Documentation |
Put together function in stform
stmak(centers,coefs)
st = stmak(centers,x,type)
st = stmak(centers,coefs,type,interv)
stmak(centers,coefs) returns the stform of the function f given by
$$f(x)={\displaystyle \sum _{j=1}^{n}\text{coefs}(:,j)\cdot \psi (x-\text{centers}(:,j))}$$
with
$$\psi (x)={\left|x\right|}^{2}\mathrm{log}{\left|x\right|}^{2}$$
the thin-plate spline basis function, and with |x| denoting the Euclidean norm of the vector x.
centers and coefs must be matrices with the same number of columns.
st = stmak(centers,x,type) stores in st the stform of the function f given by
$$f(x)={\displaystyle \sum _{j=1}^{n}\text{coefs}(:,j)\cdot {\psi}_{j}(x)}$$
with the ψ_{j} as indicated by the string type, which can be one of the following:
'tp00', for the thin-plate spline;
'tp10', for the first derivative of a thin-plate spline wrto its first argument;
'tp01', for the first derivative of a thin-plate spline wrto its second argument;
'tp', the default.
Here are the details.
'tp00' | ψ_{j}(x) = φ(|x – c_{j}|^{2}), c_{j} =centers(:,j), j=1:n-3 with φ(t) = tlog(t) ψ_{n–2}(x) = x(1) ψ_{n–1}(x) = x(2) ψ_{n}(x) = 1 |
'tp10' | ψ_{j}(x) = φ(|x – c_{j}|^{2}), c_{j} =centers(:,j), j=1:n-1 with φ(t) = (D_{1}t)(logt + 1), and D_{1}t the partial derivative of t = t(x) = |x – c_{j}|^{2} wrto x(1) ψ_{n}(x) = 1 |
'tp01' | ψ_{j}(x) = φ(|x – c_{j}|^{2}), c_{j} =centers(:,j), j=1:n-1 with φ(t) = (D_{2}t)(logt + 1), and D_{2}t the partial derivative of t = t(x) = |x – c_{j}|^{2} wrto x(2) ψ_{n}(x) = 1 |
'tp' (default) | ψ_{j}(x) = φ(|x – c_{j}|^{2}), c_{j} =centers(:,j), j=1:n with φ(t) = tlog(t) |
st = stmak(centers,coefs,type,interv) also specifies the basic interval for the stform, with interv{j} specifying, in the form [a,b], the range of the jth variable. The default for interv is the smallest such box that contains all the given centers.
Example 1. The following generates the figure below, of the thin-plate spline basis function, $$\psi (x)={\left|x\right|}^{2}\mathrm{log}{\left|x\right|}^{2},$$ but suitably restricted to show that this function is negative near the origin. For this, the extra lines are there to indicate the zero level.

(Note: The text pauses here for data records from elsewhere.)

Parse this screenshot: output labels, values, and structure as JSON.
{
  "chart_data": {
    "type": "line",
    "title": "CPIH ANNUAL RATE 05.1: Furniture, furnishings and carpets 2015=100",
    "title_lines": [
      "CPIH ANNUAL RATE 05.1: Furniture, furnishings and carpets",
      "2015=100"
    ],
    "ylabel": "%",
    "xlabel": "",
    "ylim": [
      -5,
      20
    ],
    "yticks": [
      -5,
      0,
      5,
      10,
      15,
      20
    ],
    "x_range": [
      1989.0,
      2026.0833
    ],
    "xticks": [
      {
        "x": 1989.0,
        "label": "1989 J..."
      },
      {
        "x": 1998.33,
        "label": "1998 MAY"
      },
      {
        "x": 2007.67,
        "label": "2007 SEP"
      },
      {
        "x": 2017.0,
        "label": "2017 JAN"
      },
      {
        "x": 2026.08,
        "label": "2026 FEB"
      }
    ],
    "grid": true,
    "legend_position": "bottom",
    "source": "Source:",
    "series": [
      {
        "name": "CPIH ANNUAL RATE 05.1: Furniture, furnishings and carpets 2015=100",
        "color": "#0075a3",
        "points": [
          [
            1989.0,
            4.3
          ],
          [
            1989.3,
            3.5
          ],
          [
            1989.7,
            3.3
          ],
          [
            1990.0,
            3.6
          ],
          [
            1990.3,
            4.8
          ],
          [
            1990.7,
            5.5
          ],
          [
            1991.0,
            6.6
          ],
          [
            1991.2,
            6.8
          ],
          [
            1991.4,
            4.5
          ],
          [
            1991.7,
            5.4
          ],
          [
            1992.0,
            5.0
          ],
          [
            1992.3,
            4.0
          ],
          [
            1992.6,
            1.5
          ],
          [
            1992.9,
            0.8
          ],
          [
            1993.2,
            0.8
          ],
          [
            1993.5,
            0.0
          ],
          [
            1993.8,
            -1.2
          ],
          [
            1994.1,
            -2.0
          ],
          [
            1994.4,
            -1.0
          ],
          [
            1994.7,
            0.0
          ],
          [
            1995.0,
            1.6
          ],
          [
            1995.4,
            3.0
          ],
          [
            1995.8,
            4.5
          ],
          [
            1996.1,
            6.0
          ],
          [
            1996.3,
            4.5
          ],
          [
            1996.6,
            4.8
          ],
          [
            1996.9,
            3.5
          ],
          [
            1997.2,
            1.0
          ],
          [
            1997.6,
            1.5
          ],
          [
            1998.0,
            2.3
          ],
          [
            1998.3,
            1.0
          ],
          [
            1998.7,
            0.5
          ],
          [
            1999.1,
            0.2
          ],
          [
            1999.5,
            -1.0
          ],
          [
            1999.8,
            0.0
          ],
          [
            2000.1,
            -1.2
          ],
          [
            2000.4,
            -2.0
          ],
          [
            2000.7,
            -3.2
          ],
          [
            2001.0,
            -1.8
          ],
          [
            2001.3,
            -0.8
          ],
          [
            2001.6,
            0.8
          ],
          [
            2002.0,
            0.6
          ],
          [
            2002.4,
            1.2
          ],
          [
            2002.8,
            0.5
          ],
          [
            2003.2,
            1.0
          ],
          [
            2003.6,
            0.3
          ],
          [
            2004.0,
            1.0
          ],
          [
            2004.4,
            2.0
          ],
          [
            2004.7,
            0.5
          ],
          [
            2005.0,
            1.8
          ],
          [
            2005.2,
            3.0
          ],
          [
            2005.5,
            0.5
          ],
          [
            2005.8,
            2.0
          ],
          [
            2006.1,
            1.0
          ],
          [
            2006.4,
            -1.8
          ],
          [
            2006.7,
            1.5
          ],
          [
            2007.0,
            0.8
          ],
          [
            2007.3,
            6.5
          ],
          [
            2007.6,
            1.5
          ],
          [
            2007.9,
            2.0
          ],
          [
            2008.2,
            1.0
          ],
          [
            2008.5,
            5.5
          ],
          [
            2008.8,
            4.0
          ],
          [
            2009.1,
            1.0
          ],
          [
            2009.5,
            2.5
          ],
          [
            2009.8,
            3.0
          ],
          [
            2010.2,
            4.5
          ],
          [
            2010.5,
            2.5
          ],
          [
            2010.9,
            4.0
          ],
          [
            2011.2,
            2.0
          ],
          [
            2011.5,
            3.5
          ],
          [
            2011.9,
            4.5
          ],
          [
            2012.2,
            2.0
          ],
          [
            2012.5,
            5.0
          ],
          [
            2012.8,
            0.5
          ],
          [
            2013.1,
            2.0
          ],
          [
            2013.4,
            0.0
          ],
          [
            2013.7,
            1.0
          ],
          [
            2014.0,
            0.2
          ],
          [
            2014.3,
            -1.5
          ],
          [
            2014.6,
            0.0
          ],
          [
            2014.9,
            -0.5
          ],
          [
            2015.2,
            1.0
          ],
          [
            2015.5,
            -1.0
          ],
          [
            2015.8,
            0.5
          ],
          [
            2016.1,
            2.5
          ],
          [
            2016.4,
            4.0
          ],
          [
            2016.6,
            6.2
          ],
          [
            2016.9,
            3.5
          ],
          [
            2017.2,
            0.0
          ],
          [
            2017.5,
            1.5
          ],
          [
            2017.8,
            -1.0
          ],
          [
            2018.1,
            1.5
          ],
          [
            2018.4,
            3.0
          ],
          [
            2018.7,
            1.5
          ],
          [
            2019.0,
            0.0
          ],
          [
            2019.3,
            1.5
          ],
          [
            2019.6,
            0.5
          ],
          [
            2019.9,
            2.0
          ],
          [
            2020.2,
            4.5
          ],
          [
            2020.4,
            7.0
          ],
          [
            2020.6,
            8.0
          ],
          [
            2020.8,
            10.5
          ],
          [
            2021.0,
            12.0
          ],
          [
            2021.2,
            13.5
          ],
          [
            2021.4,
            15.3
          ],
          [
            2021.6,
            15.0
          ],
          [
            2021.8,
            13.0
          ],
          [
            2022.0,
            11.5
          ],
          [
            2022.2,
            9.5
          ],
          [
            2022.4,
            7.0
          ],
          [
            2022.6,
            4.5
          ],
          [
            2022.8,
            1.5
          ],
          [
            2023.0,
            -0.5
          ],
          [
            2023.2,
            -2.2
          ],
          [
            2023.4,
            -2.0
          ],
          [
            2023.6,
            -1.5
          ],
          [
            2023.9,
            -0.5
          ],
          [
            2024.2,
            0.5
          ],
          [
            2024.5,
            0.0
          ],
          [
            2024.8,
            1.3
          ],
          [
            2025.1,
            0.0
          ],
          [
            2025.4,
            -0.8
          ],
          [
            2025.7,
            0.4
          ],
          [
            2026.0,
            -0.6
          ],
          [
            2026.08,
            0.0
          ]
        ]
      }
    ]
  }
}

inx = [-1.5 1.5]; iny = [0 1.2]; fnplt(stmak([0;0],1),{inx,iny}) hold on, plot(inx,repmat(linspace(iny(1),iny(2),11),2,1),'r') view([25,20]),axis off, hold off
Example 2. We now also generate and plot, on the very same domain, the first partial derivative D_{2}ψ of the thin-plate spline basis function, with respect to its second argument.
inx = [-1.5 1.5]; iny = [0 1.2]; fnplt(stmak([0;0],[1 0],'tp01',{inx,iny})) view([13,10]),shading flat,axis off
Note that, this time, we have explicitly set the basic interval for the stform.
The resulting figure, below, shows a very strong variation near the origin. This reflects the fact that the second derivatives of ψ have a logarithmic singularity there.